Wildlife Research Studies
Goal: Provide the opportunity for the public to get involved in wildlife monitoring and provide data necessary for wildlife management decisions. Learn more about contributing to wildlife research with the Snapshot Wisconsin community.
Goal: Determine key reproductive parameters, such as litter size and frequency, in each bear management zone. Help the project by reporting occupied bear dens in fall and winter.
Goal: Estimate zone-specific population size of bears using a genetic-based spatial capture-recapture (SCR) estimator.
Goal: Evaluate the cost-effectiveness of various abatement measures for reducing agricultural damage by black bears.
Goal: Evaluate population-level impacts of various deer mortality factors, focusing on CWD impacts, and improve our understanding of deer/predator associations.
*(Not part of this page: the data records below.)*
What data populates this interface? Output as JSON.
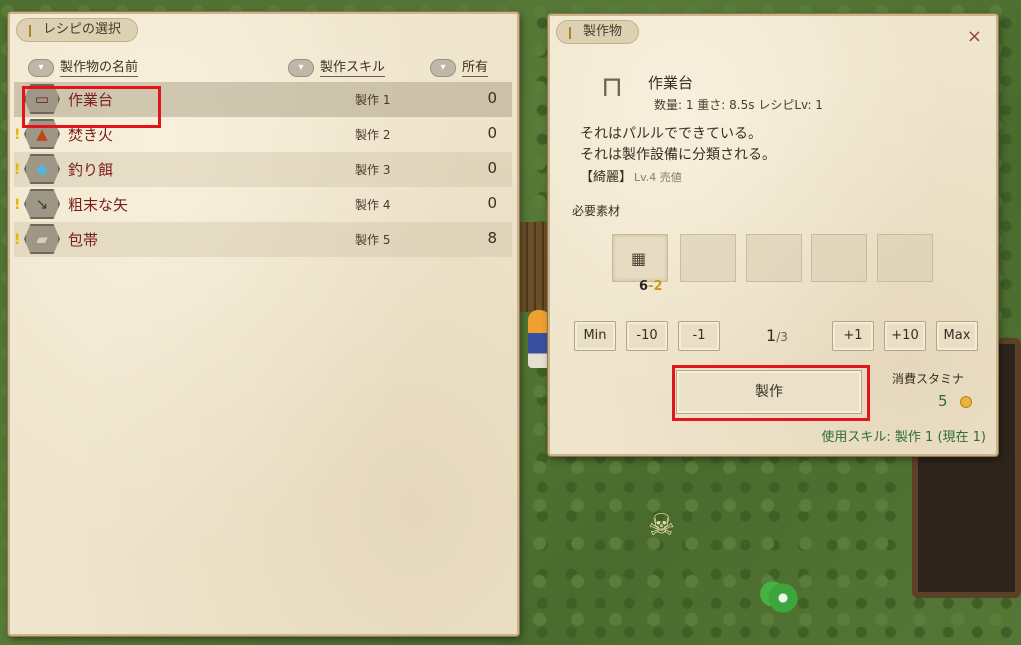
{
  "recipe_panel": {
    "title": "レシピの選択",
    "headers": {
      "name": "製作物の名前",
      "skill": "製作スキル",
      "owned": "所有"
    },
    "recipes": [
      {
        "name": "作業台",
        "skill": "製作 1",
        "owned": "0",
        "icon": "workbench-icon",
        "warning": false
      },
      {
        "name": "焚き火",
        "skill": "製作 2",
        "owned": "0",
        "icon": "campfire-icon",
        "warning": true
      },
      {
        "name": "釣り餌",
        "skill": "製作 3",
        "owned": "0",
        "icon": "bait-icon",
        "warning": true
      },
      {
        "name": "粗末な矢",
        "skill": "製作 4",
        "owned": "0",
        "icon": "arrow-icon",
        "warning": true
      },
      {
        "name": "包帯",
        "skill": "製作 5",
        "owned": "8",
        "icon": "bandage-icon",
        "warning": true
      }
    ]
  },
  "item_panel": {
    "title": "製作物",
    "close": "×",
    "item_name": "作業台",
    "meta": "数量: 1  重さ: 8.5s  レシピLv: 1",
    "desc_line1": "それはパルルでできている。",
    "desc_line2": "それは製作設備に分類される。",
    "quality": "【綺麗】",
    "quality_sub": "Lv.4 売値",
    "required_label": "必要素材",
    "material": {
      "icon": "lumber-icon",
      "have": "6",
      "need": "-2"
    },
    "qty_buttons": [
      "Min",
      "-10",
      "-1",
      "+1",
      "+10",
      "Max"
    ],
    "page_current": "1",
    "page_total": "/3",
    "craft_label": "製作",
    "stamina_label": "消費スタミナ",
    "stamina_value": "5",
    "skill_used": "使用スキル: 製作 1 (現在 1)"
  },
  "colors": {
    "accent_red": "#e0161c",
    "name_red": "#7a1f1a",
    "skill_green": "#2f6b3a"
  }
}
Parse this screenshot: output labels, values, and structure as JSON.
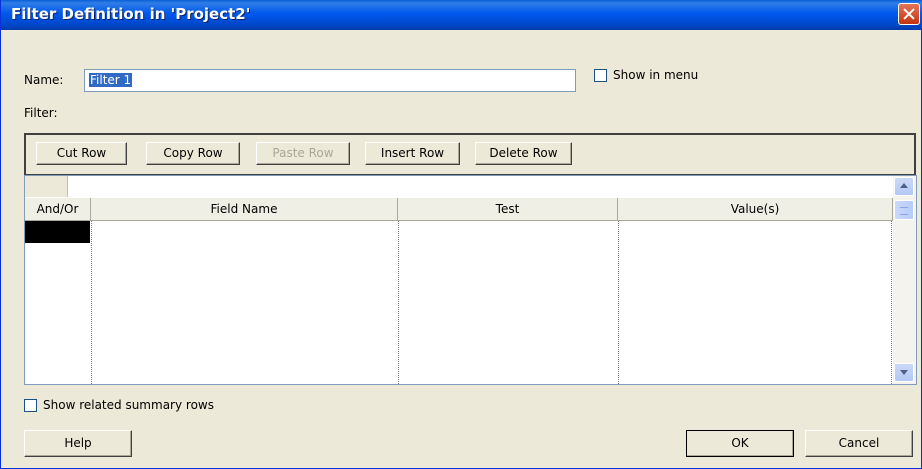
{
  "window": {
    "title": "Filter Definition in 'Project2'"
  },
  "name_label": "Name:",
  "name_value": "Filter 1",
  "show_in_menu_label": "Show in menu",
  "filter_label": "Filter:",
  "toolbar": {
    "cut_row": "Cut Row",
    "copy_row": "Copy Row",
    "paste_row": "Paste Row",
    "insert_row": "Insert Row",
    "delete_row": "Delete Row"
  },
  "grid": {
    "columns": [
      "And/Or",
      "Field Name",
      "Test",
      "Value(s)"
    ],
    "rows": []
  },
  "show_related_label": "Show related summary rows",
  "buttons": {
    "help": "Help",
    "ok": "OK",
    "cancel": "Cancel"
  }
}
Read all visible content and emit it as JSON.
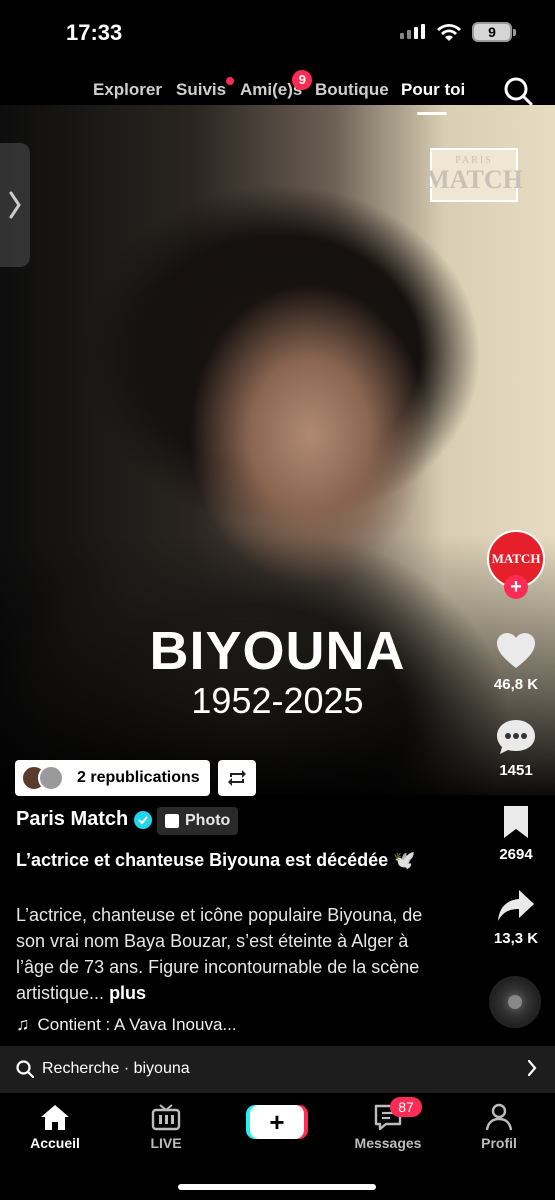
{
  "status_bar": {
    "time": "17:33",
    "battery": "9"
  },
  "top_nav": {
    "tabs": [
      {
        "label": "Explorer"
      },
      {
        "label": "Suivis"
      },
      {
        "label": "Ami(e)s",
        "badge": "9"
      },
      {
        "label": "Boutique"
      },
      {
        "label": "Pour toi"
      }
    ]
  },
  "post": {
    "logo_top": "PARIS",
    "logo_bottom": "MATCH",
    "headline": "BIYOUNA",
    "years": "1952-2025",
    "avatar_text": "MATCH",
    "likes": "46,8 K",
    "comments": "1451",
    "bookmarks": "2694",
    "shares": "13,3 K",
    "republications": "2 republications",
    "author": "Paris Match",
    "type_tag": "Photo",
    "title": "L’actrice et chanteuse Biyouna est décédée 🕊️",
    "description": "L’actrice, chanteuse et icône populaire Biyouna, de son vrai nom Baya Bouzar, s’est éteinte à Alger à l’âge de 73 ans. Figure incontournable de la scène artistique...",
    "more_label": "plus",
    "sound": "Contient : A Vava Inouva..."
  },
  "search_suggestion": "Recherche · biyouna",
  "bottom_nav": {
    "home": "Accueil",
    "live": "LIVE",
    "create": "+",
    "messages": "Messages",
    "messages_badge": "87",
    "profile": "Profil"
  },
  "colors": {
    "accent": "#fe2c55",
    "cyan": "#25f4ee",
    "verified": "#20d5ec"
  }
}
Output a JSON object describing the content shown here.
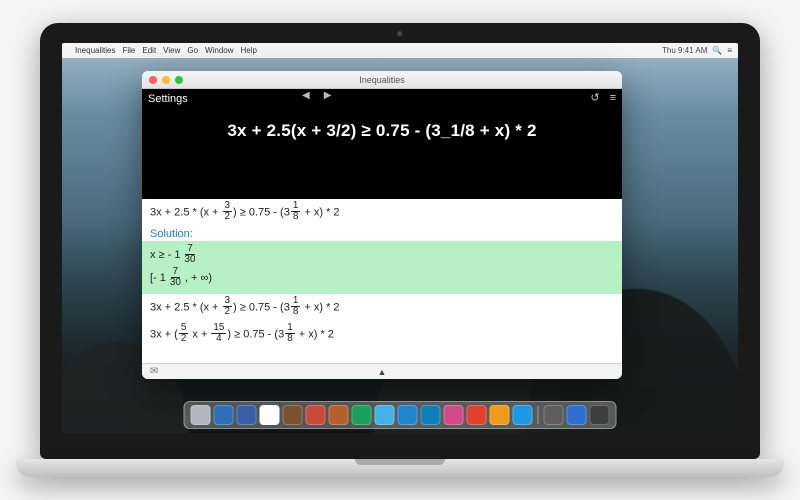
{
  "menubar": {
    "apple": "",
    "items": [
      "Inequalities",
      "File",
      "Edit",
      "View",
      "Go",
      "Window",
      "Help"
    ],
    "status": {
      "time": "Thu 9:41 AM",
      "search": "🔍",
      "user": "≡"
    }
  },
  "window": {
    "title": "Inequalities",
    "toolbar": {
      "settings": "Settings",
      "back": "◀",
      "forward": "▶",
      "undo": "↺",
      "menu": "≡"
    },
    "display_equation": "3x + 2.5(x + 3/2) ≥ 0.75 - (3_1/8 + x) * 2",
    "history": {
      "step_in": {
        "prefix": "3x + 2.5 * (x + ",
        "f1": {
          "num": "3",
          "den": "2"
        },
        "mid": ") ≥ 0.75 - (3",
        "f2": {
          "num": "1",
          "den": "8"
        },
        "suffix": " + x) * 2"
      },
      "solution_label": "Solution:",
      "solution_ineq": {
        "prefix": "x ≥ - 1",
        "frac": {
          "num": "7",
          "den": "30"
        }
      },
      "solution_interval": {
        "prefix": "[- 1",
        "frac": {
          "num": "7",
          "den": "30"
        },
        "suffix": ", + ∞)"
      },
      "repeat": {
        "prefix": "3x + 2.5 * (x + ",
        "f1": {
          "num": "3",
          "den": "2"
        },
        "mid": ") ≥ 0.75 - (3",
        "f2": {
          "num": "1",
          "den": "8"
        },
        "suffix": " + x) * 2"
      },
      "expand": {
        "p0": "3x + (",
        "f1": {
          "num": "5",
          "den": "2"
        },
        "p1": " x + ",
        "f2": {
          "num": "15",
          "den": "4"
        },
        "p2": ") ≥ 0.75 - (3",
        "f3": {
          "num": "1",
          "den": "8"
        },
        "p3": " + x) * 2"
      }
    },
    "footer": {
      "mail": "✉",
      "up": "▲"
    }
  },
  "dock_colors": [
    "#b0b7bd",
    "#2f6fb5",
    "#3a5ea8",
    "#ffffff",
    "#7a5230",
    "#c94a3b",
    "#b5602a",
    "#1aa05a",
    "#43b0e6",
    "#2184d0",
    "#0f7fba",
    "#d24a8a",
    "#e0412f",
    "#f09a1a",
    "#1e98e6",
    "#5e5e5e",
    "#2f6fd0",
    "#3e3e3e"
  ]
}
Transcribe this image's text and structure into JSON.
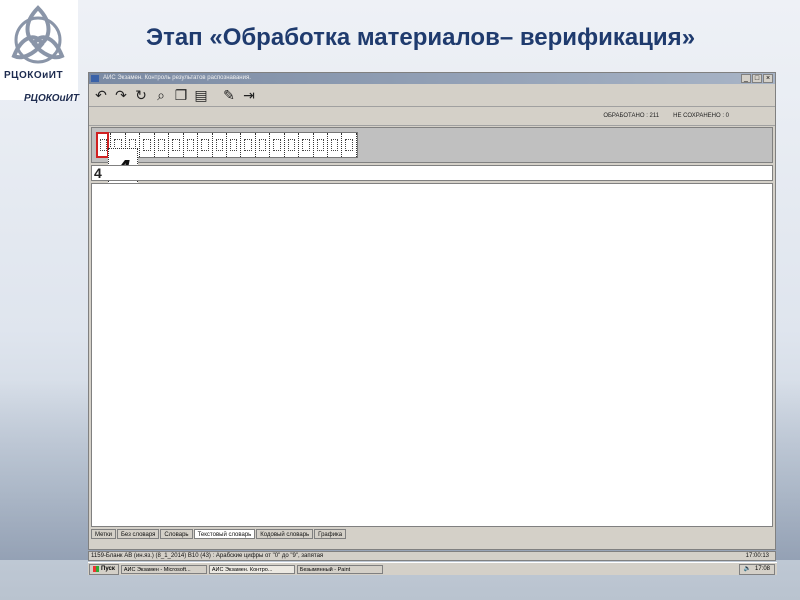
{
  "slide": {
    "title": "Этап «Обработка материалов– верификация»",
    "logo_text": "РЦОКОиИТ",
    "logo_text_repeat": "РЦОКОиИТ"
  },
  "app": {
    "window_title": "АИС Экзамен. Контроль результатов распознавания.",
    "processed_label": "ОБРАБОТАНО :",
    "processed_value": "211",
    "unsaved_label": "НЕ СОХРАНЕНО :",
    "unsaved_value": "0",
    "zoomed_glyph": "4",
    "input_value": "4",
    "tabs": [
      "Метки",
      "Без словаря",
      "Словарь",
      "Текстовый словарь",
      "Кодовый словарь",
      "Графика"
    ],
    "active_tab": "Текстовый словарь",
    "info_text": "1159-Бланк АВ (ин.яз.) (8_1_2014)  В10 (43) : Арабские цифры от \"0\" до \"9\", запятая",
    "info_time": "17:00:13"
  },
  "taskbar": {
    "start_label": "Пуск",
    "items": [
      "АИС Экзамен - Microsoft...",
      "АИС Экзамен. Контро...",
      "Безымянный - Paint"
    ],
    "clock": "17:08"
  }
}
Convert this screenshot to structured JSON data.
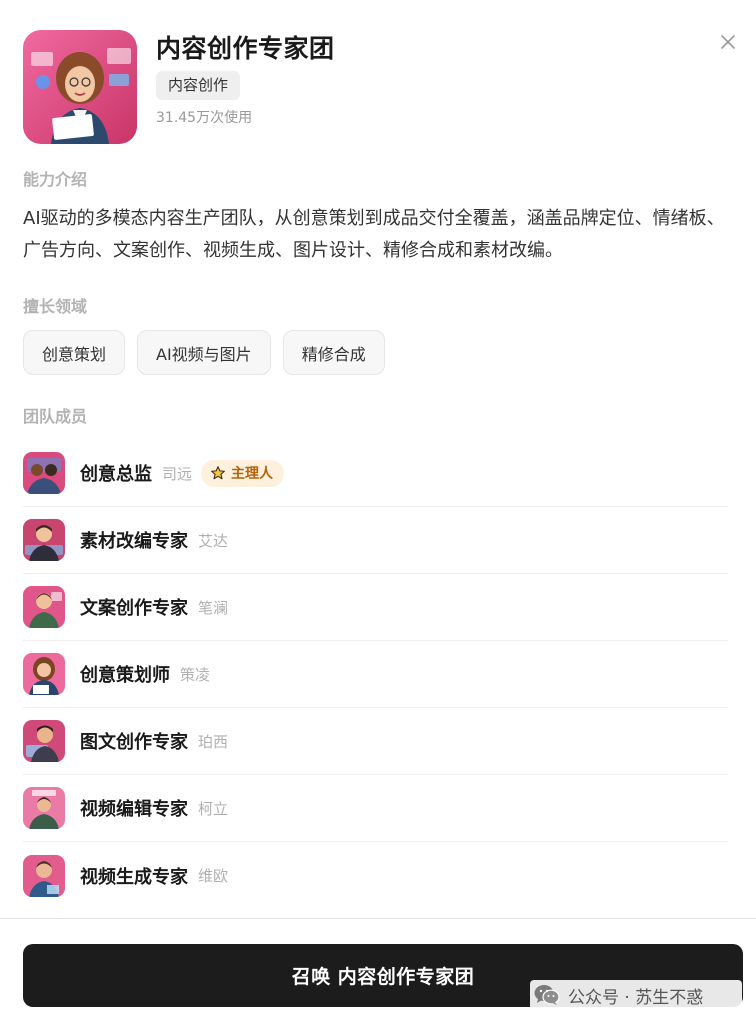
{
  "app": {
    "title": "内容创作专家团",
    "tag": "内容创作",
    "usage": "31.45万次使用"
  },
  "sections": {
    "intro_label": "能力介绍",
    "description": "AI驱动的多模态内容生产团队，从创意策划到成品交付全覆盖，涵盖品牌定位、情绪板、广告方向、文案创作、视频生成、图片设计、精修合成和素材改编。",
    "expertise_label": "擅长领域",
    "team_label": "团队成员"
  },
  "expertise": [
    {
      "label": "创意策划"
    },
    {
      "label": "AI视频与图片"
    },
    {
      "label": "精修合成"
    }
  ],
  "members": [
    {
      "name": "创意总监",
      "alias": "司远",
      "badge": "主理人"
    },
    {
      "name": "素材改编专家",
      "alias": "艾达"
    },
    {
      "name": "文案创作专家",
      "alias": "笔澜"
    },
    {
      "name": "创意策划师",
      "alias": "策凌"
    },
    {
      "name": "图文创作专家",
      "alias": "珀西"
    },
    {
      "name": "视频编辑专家",
      "alias": "柯立"
    },
    {
      "name": "视频生成专家",
      "alias": "维欧"
    }
  ],
  "cta": {
    "label": "召唤 内容创作专家团"
  },
  "watermark": {
    "text": "公众号 · 苏生不惑"
  },
  "colors": {
    "accent_dark": "#1c1c1c",
    "badge_bg": "#fdf0dc",
    "badge_text": "#b5620a",
    "avatar_pink": "#e0457a"
  },
  "icons": {
    "close": "close-icon",
    "lead": "star-icon",
    "watermark": "wechat-icon"
  }
}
Details are available on the project website.
Goal: Use available deer data to assess the current deer population monitoring framework and explore new models for improvement.
Goal: Estimate wildlife population sizes using trail cameras and evaluate their effectiveness compared to other methods of estimating populations.
Goal: Identify the causative disease agent(s) responsible for fatal pneumonia in wild white-tailed deer in Wisconsin, any potential link to chronic wasting disease and the potential importance to the deer population.
Goal: Describe changing patterns in the number of deer hunters, project future hunter numbers and examine the consequences of fewer deer hunters in terms of deer harvest.
Goal: Understand Wisconsin deer hunter perceptions of CWD and how hunter behaviors might affect the spread of CWD.
Goal: Uncover potential demographic drivers that influence population growth and identify the minimum viable population that can be sustainable.
Goal: Investigate the susceptibility of ruffed grouse to projected changes in winter variability.
Goal: Estimate accurate turkey recruitment metrics by pairing multiple monitoring methods, including GPS/radio-tracked turkeys and data collected from trail cameras.
Goal: Refine our understanding of the breeding origins of hunter-harvested mallards, ring-necked ducks and wood ducks from Wisconsin.
Goal: Evaluate duck productivity across a range of identified priority habitats and use empirical habitat use and selection data to inform future strategies.
Goal: To better understand the impacts of herbivory (grazing) of wild rice by Canada geese and trumpeter swans.
Goal: Evaluate and improve population monitoring protocols for furbearers, including survey methodology and analysis to provide robust annual and zone-specific population status assessments to support furbearer management decisions.
Goal: Characterize the impacts of beavers, beaver dam construction and beaver dam removal on cold water streams and trout populations in eco-regions and beaver management zones.
In addition to the research projects above, the Office of Applied Science also provides consultation services to the Division of Fish, Wildlife and Parks. These consultation services are often in the form of population analyses, scientific design and analysis services and consultation on management issues to ensure the best possible scientific information is available to decision-makers.
The open dialogue between the Office of Applied Science and the Bureaus of Wildlife Management and Fisheries Management helps drive our research focuses so that research directly fills the research needs of decision-makers.